Yanofsky Corey M, Bell Alexander W, Lesimple Souad, Morales Frank, Lam Tukiet T, Blakney Greg T, Marshall Alan G, Carrillo Brian, Lekpor Kossi, Boismenu Daniel, Kearney Robert E
Bioinformatics Group, Department of Biomedical Engineering, McGill University, Strathcona Building, Montreal, Quebec, Canada.
Anal Chem. 2005 Nov 15;77(22):7246-54. doi: 10.1021/ac050640q.

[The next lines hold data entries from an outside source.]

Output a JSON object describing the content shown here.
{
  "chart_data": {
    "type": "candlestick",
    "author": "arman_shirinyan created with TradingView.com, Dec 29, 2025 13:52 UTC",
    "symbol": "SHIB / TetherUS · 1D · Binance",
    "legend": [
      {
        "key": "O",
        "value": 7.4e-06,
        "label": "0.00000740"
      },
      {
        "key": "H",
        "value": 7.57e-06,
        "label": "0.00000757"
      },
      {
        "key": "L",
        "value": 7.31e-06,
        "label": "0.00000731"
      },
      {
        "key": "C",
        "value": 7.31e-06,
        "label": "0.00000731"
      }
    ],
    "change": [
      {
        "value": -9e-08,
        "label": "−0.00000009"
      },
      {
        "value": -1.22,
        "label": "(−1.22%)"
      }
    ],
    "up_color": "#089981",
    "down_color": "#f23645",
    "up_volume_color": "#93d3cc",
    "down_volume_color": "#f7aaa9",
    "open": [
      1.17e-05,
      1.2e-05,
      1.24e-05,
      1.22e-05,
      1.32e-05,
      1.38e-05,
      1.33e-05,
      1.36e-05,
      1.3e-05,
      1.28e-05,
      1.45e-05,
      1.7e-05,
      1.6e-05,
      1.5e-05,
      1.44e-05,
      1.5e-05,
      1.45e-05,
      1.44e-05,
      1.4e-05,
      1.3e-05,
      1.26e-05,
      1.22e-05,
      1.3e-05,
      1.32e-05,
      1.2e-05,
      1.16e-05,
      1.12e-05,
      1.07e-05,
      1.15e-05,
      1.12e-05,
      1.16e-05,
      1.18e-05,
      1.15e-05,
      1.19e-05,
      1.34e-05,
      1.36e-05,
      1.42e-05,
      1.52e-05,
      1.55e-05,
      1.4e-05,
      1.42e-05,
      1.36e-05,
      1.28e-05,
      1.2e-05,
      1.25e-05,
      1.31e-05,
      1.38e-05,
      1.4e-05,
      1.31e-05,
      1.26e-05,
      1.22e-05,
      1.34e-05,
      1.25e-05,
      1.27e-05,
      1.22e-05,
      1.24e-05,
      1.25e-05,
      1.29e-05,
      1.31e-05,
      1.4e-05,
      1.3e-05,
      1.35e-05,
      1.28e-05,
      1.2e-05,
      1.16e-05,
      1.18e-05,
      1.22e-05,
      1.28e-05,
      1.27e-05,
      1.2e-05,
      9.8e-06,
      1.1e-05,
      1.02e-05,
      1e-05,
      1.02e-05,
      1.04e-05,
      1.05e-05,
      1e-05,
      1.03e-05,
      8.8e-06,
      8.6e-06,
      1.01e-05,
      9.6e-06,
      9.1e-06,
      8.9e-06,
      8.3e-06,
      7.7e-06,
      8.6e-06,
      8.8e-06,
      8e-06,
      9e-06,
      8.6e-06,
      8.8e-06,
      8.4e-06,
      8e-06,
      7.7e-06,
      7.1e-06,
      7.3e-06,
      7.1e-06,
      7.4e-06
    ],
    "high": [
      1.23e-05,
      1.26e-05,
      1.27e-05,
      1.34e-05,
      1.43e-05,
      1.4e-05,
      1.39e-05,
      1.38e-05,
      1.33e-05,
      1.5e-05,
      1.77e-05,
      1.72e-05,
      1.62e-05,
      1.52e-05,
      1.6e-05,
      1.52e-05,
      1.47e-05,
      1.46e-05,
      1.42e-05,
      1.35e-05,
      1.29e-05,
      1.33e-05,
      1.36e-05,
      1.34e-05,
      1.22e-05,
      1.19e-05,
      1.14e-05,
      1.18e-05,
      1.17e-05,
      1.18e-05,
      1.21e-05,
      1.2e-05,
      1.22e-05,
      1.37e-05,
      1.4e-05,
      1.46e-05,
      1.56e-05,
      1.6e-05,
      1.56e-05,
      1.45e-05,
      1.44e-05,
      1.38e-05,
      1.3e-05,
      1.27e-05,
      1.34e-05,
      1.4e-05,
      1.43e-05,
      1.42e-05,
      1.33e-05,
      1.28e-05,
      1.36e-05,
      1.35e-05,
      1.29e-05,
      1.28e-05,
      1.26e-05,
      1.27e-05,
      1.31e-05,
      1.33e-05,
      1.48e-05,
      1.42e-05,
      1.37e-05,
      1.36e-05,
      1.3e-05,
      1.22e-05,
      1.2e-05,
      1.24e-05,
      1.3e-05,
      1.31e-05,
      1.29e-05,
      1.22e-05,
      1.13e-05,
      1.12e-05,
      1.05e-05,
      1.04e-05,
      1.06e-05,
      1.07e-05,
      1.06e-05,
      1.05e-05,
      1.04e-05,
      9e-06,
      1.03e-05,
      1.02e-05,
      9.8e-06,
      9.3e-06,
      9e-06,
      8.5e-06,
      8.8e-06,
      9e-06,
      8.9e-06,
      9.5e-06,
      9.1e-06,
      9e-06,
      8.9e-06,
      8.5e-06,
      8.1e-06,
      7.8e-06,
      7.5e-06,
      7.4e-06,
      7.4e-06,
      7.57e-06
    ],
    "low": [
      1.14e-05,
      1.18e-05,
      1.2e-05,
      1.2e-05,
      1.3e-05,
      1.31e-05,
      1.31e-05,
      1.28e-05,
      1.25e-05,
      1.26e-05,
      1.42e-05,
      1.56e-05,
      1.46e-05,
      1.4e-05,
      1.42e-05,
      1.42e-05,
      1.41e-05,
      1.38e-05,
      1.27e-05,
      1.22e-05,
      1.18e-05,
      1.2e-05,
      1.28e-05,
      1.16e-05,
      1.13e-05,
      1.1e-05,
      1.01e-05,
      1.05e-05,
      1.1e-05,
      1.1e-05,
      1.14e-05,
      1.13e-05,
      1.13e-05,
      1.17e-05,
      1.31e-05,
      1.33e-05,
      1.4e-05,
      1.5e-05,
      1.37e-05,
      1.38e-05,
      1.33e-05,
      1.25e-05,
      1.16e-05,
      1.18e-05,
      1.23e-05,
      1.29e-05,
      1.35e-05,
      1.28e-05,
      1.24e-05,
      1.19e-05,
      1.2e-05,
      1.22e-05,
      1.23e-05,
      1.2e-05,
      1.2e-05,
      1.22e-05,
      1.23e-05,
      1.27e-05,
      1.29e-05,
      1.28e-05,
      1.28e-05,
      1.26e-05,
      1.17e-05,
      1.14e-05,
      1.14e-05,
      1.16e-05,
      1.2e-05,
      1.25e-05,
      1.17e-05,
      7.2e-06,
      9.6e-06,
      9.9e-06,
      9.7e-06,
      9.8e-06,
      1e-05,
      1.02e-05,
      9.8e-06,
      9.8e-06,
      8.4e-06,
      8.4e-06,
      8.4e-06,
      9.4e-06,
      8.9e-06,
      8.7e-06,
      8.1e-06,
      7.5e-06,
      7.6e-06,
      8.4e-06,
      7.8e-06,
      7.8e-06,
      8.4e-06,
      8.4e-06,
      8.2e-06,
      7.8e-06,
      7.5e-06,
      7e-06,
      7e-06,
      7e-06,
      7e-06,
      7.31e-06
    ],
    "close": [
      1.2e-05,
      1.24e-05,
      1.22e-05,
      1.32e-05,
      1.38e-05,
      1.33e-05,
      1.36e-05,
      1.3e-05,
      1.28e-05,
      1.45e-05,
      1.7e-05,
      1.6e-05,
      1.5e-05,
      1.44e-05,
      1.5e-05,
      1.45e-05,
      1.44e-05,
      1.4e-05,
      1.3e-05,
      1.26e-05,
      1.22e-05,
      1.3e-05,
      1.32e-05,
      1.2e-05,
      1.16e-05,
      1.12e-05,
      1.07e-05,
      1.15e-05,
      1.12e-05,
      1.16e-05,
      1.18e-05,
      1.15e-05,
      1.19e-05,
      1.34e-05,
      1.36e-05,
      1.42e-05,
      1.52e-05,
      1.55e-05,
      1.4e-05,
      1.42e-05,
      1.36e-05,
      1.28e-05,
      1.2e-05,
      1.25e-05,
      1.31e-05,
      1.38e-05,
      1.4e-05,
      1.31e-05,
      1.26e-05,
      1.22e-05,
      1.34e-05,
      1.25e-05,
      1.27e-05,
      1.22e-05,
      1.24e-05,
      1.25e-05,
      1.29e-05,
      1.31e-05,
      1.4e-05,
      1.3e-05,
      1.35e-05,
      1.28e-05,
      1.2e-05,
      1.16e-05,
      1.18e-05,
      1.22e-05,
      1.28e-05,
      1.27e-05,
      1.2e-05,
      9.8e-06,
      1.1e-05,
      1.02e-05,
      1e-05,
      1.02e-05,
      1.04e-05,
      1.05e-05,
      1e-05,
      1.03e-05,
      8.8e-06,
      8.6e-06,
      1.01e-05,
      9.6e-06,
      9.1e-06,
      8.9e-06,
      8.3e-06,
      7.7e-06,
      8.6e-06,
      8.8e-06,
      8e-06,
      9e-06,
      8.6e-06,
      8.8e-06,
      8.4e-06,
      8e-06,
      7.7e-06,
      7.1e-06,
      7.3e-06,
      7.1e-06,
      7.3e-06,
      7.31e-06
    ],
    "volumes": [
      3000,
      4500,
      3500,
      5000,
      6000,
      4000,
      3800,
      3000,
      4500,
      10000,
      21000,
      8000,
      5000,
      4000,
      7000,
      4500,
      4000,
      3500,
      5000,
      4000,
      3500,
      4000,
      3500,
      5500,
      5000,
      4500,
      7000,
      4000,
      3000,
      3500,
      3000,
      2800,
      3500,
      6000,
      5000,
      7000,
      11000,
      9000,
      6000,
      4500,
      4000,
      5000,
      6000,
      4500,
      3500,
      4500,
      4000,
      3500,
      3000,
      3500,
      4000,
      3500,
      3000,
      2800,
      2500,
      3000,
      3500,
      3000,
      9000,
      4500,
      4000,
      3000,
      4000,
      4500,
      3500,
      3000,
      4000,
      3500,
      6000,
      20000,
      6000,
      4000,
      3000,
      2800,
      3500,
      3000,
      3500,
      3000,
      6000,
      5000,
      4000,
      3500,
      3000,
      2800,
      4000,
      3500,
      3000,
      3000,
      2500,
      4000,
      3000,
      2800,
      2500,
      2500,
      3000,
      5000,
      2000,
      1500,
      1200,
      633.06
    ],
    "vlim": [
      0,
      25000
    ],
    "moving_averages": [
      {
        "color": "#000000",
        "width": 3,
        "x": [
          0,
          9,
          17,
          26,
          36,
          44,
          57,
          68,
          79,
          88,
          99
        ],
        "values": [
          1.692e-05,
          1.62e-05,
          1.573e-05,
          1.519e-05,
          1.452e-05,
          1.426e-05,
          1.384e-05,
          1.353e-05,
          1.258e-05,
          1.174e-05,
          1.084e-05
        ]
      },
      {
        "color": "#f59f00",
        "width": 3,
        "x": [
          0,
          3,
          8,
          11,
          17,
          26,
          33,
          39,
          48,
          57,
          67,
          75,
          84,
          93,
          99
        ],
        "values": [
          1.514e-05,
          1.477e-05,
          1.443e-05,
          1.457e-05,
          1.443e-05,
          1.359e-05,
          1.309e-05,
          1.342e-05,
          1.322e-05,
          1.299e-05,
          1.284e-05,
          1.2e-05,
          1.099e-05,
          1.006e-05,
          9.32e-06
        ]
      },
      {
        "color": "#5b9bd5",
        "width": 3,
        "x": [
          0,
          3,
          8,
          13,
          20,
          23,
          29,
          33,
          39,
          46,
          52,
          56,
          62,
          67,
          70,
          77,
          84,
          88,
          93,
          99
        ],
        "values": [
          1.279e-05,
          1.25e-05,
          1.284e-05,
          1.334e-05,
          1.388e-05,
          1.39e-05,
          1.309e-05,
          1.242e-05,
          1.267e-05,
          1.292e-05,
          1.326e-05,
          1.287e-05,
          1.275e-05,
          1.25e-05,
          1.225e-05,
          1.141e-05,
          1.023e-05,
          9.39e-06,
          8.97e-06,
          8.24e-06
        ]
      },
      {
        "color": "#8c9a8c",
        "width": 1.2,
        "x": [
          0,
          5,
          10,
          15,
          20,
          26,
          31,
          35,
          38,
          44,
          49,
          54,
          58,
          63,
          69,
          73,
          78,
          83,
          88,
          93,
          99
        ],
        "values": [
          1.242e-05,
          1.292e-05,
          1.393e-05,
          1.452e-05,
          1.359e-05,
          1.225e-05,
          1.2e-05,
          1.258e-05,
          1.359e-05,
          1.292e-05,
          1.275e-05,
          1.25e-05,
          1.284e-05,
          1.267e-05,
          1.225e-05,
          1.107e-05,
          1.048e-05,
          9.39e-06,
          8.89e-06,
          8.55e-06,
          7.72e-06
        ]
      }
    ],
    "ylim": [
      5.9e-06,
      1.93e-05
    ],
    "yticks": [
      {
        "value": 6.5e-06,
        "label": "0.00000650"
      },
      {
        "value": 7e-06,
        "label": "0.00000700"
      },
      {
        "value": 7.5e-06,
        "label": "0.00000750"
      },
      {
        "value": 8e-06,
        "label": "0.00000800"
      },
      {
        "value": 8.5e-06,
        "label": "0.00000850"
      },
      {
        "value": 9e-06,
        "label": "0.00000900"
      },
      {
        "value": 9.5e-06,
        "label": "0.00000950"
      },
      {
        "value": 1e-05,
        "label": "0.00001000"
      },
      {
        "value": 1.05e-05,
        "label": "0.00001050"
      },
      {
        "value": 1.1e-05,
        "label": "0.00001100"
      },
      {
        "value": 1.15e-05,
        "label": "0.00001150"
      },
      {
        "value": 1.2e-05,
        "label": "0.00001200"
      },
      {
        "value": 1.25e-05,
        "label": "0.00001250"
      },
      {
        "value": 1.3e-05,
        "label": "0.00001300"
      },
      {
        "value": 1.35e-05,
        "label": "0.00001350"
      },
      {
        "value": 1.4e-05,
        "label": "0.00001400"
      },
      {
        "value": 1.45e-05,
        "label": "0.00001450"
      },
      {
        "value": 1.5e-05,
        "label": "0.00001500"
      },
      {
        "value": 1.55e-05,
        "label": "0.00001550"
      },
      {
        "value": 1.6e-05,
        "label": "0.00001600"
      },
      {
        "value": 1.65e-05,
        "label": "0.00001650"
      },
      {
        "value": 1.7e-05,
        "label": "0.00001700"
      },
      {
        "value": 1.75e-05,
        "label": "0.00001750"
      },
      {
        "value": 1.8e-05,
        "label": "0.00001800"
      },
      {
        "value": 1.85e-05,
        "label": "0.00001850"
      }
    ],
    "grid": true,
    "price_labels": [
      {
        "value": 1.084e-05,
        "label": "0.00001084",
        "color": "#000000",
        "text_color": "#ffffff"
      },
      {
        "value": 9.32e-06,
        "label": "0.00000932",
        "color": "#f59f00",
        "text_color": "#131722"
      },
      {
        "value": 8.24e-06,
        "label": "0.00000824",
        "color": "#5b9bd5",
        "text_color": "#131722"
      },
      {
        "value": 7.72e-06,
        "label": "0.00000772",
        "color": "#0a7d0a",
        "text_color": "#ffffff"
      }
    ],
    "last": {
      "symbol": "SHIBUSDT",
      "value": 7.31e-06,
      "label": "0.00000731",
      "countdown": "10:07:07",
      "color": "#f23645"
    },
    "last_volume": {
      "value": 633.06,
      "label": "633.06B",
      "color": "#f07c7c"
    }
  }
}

In high-throughput proteomics, a promising current approach is the use of liquid chromatography coupled to Fourier transform ion cyclotron resonance mass spectrometry (LC-FTICR-MS) of tryptic peptides from complex mixtures of proteins. To apply this method, it is necessary to account for any systematic measurement error, and it is useful to have an estimate of the random error expected in the measured masses. Here, we analyze by LC-FTICR-MS a complex mixture of peptides derived from a sample previously characterized by LC-QTOF-MS. Application of a Bayesian probability model of the data and partial knowledge of the composition of the sample suffice to estimate both the systematic and random errors in measured masses.
在高通量蛋白质组学中,当前一种很有前景的方法是利用液相色谱与傅里叶变换离子回旋共振质谱联用技术(LC-FTICR-MS)分析蛋白质复杂混合物中的胰蛋白酶肽段。要应用此方法,有必要考虑任何系统测量误差,并且估计测量质量中预期的随机误差也很有用。在此,我们通过LC-FTICR-MS分析了源自先前用LC-QTOF-MS表征过的样品的肽段复杂混合物。应用数据的贝叶斯概率模型以及对样品组成的部分了解足以估计测量质量中的系统误差和随机误差。